= Nina Beilina =

Russian violinist and academic (1937–2018)

Nina Beilina (4 March 1937 – 25 November 2018) was a Russian concert violinist and academic, in later years living in the USA.

==Life==
Nina Mikhaylovna Beilina was born in Moscow in 1937. At age five she began playing the violin, studying with Abram Yampolsky; she later studied at the Moscow Conservatory with David Oistrakh.

She won first prize at the Enescu Competition in 1961, came joint third at the International Tchaikovsky Competition in 1962, and won the Grand Prix at the Long-Thibaud-Crespin Competition. She performed in the Soviet Union, in Eastern Europe and in South America.

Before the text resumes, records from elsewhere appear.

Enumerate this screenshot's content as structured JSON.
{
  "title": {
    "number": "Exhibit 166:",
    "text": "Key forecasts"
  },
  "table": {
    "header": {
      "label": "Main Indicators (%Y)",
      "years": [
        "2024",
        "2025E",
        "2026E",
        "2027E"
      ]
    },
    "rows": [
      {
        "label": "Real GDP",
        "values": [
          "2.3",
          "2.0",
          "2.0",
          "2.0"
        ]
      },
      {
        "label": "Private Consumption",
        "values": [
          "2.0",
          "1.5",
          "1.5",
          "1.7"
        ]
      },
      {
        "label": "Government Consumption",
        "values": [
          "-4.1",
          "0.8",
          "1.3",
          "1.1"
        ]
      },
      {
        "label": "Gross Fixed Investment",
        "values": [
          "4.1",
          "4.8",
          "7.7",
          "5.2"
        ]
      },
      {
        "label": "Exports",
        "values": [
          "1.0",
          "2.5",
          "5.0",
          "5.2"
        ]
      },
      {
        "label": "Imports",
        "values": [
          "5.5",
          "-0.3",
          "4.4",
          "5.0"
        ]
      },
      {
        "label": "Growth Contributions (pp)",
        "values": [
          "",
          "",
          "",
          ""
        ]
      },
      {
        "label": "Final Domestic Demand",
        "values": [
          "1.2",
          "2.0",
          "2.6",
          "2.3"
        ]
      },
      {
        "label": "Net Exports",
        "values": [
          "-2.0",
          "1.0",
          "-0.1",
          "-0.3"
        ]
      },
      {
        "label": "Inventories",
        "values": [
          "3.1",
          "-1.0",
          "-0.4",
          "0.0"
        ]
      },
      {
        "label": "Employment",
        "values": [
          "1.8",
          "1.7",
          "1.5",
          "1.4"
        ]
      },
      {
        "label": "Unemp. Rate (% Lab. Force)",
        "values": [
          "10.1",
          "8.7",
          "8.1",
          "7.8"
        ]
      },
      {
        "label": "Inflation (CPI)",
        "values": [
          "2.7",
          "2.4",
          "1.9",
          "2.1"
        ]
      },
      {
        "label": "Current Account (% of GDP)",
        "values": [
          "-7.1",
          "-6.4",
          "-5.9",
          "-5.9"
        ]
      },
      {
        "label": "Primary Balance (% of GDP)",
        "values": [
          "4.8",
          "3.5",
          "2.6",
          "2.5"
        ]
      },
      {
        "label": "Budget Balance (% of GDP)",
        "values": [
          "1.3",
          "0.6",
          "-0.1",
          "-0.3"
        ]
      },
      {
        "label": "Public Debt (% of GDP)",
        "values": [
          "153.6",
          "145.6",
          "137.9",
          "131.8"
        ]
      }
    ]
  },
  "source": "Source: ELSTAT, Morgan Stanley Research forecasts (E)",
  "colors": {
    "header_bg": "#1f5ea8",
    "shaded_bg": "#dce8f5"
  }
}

After the death of her husband, conductor Israel Chudnovsky, she moved to the US in 1977, with her son Emil Chudnovsky (who became a violinist and teacher). Her formal debut was in New York in January 1978; the critic Harold C. Schonberg wrote, " Whatever she touched came out with incredible polish, assurance and, when needed, brilliance".

She was professor of violin at the Mannes School of Music in New York from 1978 to 2017, and she performed in the US and internationally. In 1988 she founded the chamber orchestra Bachanalia, which gave up to six concerts a year.

Nina Beilina died in Manhattan in 2018, aged 81.